Sector-wise Loan and NPL Overview (December 2025)
| Sector | Total Loans (Tk crore) | Share of Total Lending | NPL Ratio (%) |
|---|---|---|---|
| Business & Trade | 594,624.55 | 33% | 42.0 |
| Industrial Sector | 764,117.00 | 43% | 30.8 |
Bankers attribute the rising volume of NPLs in the industrial sector to weak governance and political interference in lending decisions. In some cases, loans are allegedly obtained under false identities and subsequently siphoned abroad, with little prospect of recovery. Such practices not only erode bank capital but also undermine public confidence in the financial system.

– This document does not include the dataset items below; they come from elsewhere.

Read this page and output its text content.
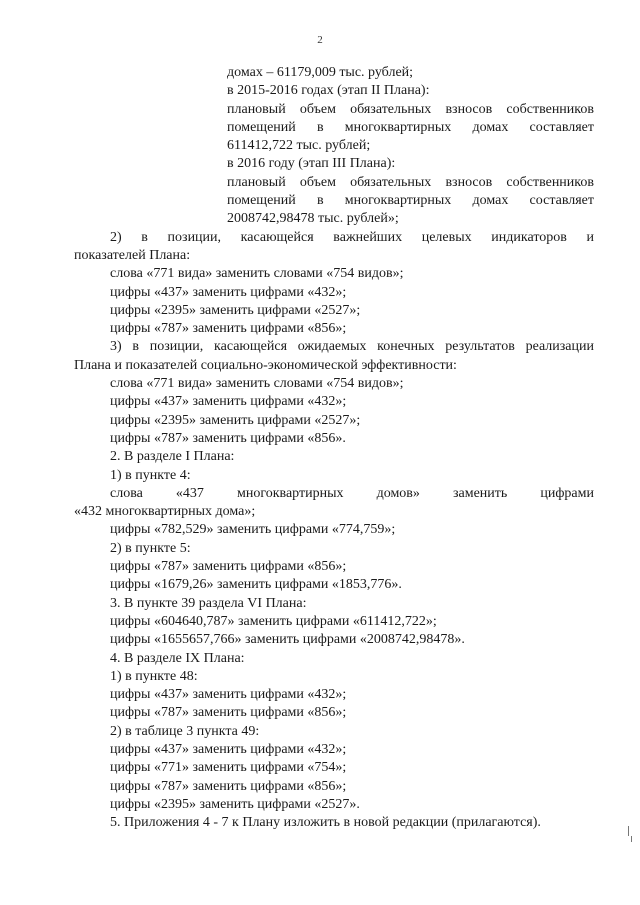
2
домах – 61179,009 тыс. рублей;
в 2015-2016 годах (этап II Плана):
плановый объем обязательных взносов собственников
помещений в многоквартирных домах составляет
611412,722 тыс. рублей;
в 2016 году (этап III Плана):
плановый объем обязательных взносов собственников
помещений в многоквартирных домах составляет
2008742,98478 тыс. рублей»;
2) в позиции, касающейся важнейших целевых индикаторов и
показателей Плана:
слова «771 вида» заменить словами «754 видов»;
цифры «437» заменить цифрами «432»;
цифры «2395» заменить цифрами «2527»;
цифры «787» заменить цифрами «856»;
3) в позиции, касающейся ожидаемых конечных результатов реализации
Плана и показателей социально-экономической эффективности:
слова «771 вида» заменить словами «754 видов»;
цифры «437» заменить цифрами «432»;
цифры «2395» заменить цифрами «2527»;
цифры «787» заменить цифрами «856».
2. В разделе I Плана:
1) в пункте 4:
слова «437 многоквартирных домов» заменить цифрами
«432 многоквартирных дома»;
цифры «782,529» заменить цифрами «774,759»;
2) в пункте 5:
цифры «787» заменить цифрами «856»;
цифры «1679,26» заменить цифрами «1853,776».
3. В пункте 39 раздела VI Плана:
цифры «604640,787» заменить цифрами «611412,722»;
цифры «1655657,766» заменить цифрами «2008742,98478».
4. В разделе IX Плана:
1) в пункте 48:
цифры «437» заменить цифрами «432»;
цифры «787» заменить цифрами «856»;
2) в таблице 3 пункта 49:
цифры «437» заменить цифрами «432»;
цифры «771» заменить цифрами «754»;
цифры «787» заменить цифрами «856»;
цифры «2395» заменить цифрами «2527».
5. Приложения 4 - 7 к Плану изложить в новой редакции (прилагаются).
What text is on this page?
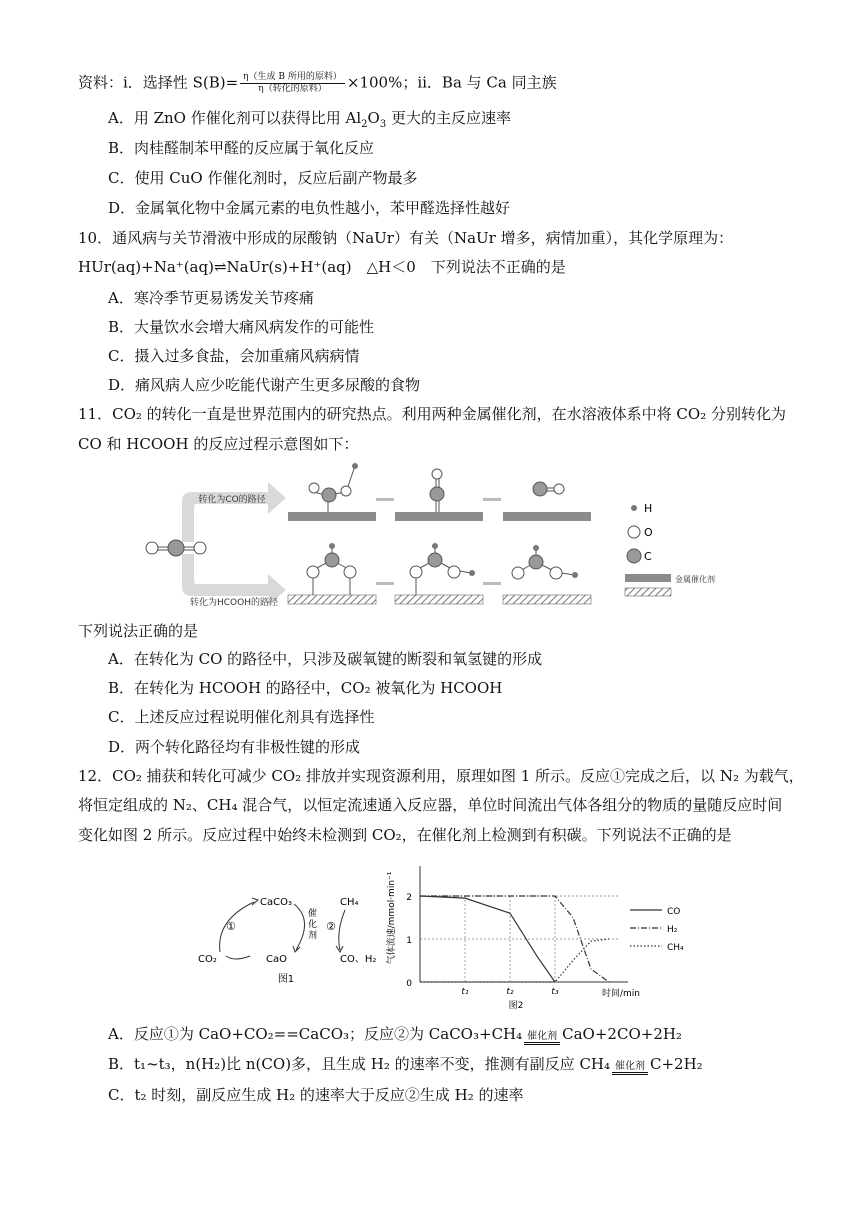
资料：ⅰ．选择性 $S(B)= \frac{\text{η（生成 B 所用的原料）}}{\text{η（转化的原料）}} \times 100\%$；ⅱ．Ba 与 Ca 同主族
A．用 ZnO 作催化剂可以获得比用 $Al_2O_3$ 更大的主反应速率
B．肉桂醛制苯甲醛的反应属于氧化反应
C．使用 CuO 作催化剂时，反应后副产物最多
D．金属氧化物中金属元素的电负性越小，苯甲醛选择性越好
10．通风病与关节滑液中形成的尿酸钠（NaUr）有关（NaUr 增多，病情加重），其化学原理为：
HUr(aq)+Na⁺(aq)⇌NaUr(s)+H⁺(aq)　△H＜0　下列说法不正确的是
A．寒冷季节更易诱发关节疼痛
B．大量饮水会增大痛风病发作的可能性
C．摄入过多食盐，会加重痛风病病情
D．痛风病人应少吃能代谢产生更多尿酸的食物
11．CO₂ 的转化一直是世界范围内的研究热点。利用两种金属催化剂，在水溶液体系中将 CO₂ 分别转化为
CO 和 HCOOH 的反应过程示意图如下：
转化为CO的路径
转化为HCOOH的路径
H
O
C
金属催化剂
下列说法正确的是
A．在转化为 CO 的路径中，只涉及碳氧键的断裂和氧氢键的形成
B．在转化为 HCOOH 的路径中，CO₂ 被氧化为 HCOOH
C．上述反应过程说明催化剂具有选择性
D．两个转化路径均有非极性键的形成
12．CO₂ 捕获和转化可减少 CO₂ 排放并实现资源利用，原理如图 1 所示。反应①完成之后，以 N₂ 为载气，
将恒定组成的 N₂、CH₄ 混合气，以恒定流速通入反应器，单位时间流出气体各组分的物质的量随反应时间
变化如图 2 所示。反应过程中始终未检测到 CO₂，在催化剂上检测到有积碳。下列说法不正确的是
CaCO₃	CH₄
CO₂	CaO	CO、H₂
①	②
催
化
剂
图1
气体流速/mmol·min⁻¹
0
1
2
t₁	t₂	t₃	时间/min
图2
CO
H₂
CH₄
A．反应①为 CaO+CO₂==CaCO₃；反应②为 CaCO₃+CH₄ 催化剂 CaO+2CO+2H₂
B．t₁~t₃，n(H₂)比 n(CO)多，且生成 H₂ 的速率不变，推测有副反应 CH₄ 催化剂 C+2H₂
C．t₂ 时刻，副反应生成 H₂ 的速率大于反应②生成 H₂ 的速率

Industrialists, however, point to external pressures. The lingering effects of the COVID-19 pandemic, including higher production costs and disrupted global supply chains, have significantly constrained cash flows. Many businesses have struggled to meet repayment schedules, resulting in a surge in loan defaults.
A senior executive at a private bank, speaking anonymously, warned that persistently high NPL levels could trigger a liquidity crunch across the banking sector. “New investments may stall, employment generation could slow, and banks may be forced to raise lending rates to offset rising risks,” he said. “In extreme cases, some institutions may face existential threats due to capital inadequacies.”
Experts agree that without decisive reforms—ranging from stricter loan appraisal to improved recovery frameworks—the growing burden of bad loans could severely impede the country’s economic growth trajectory in the coming years.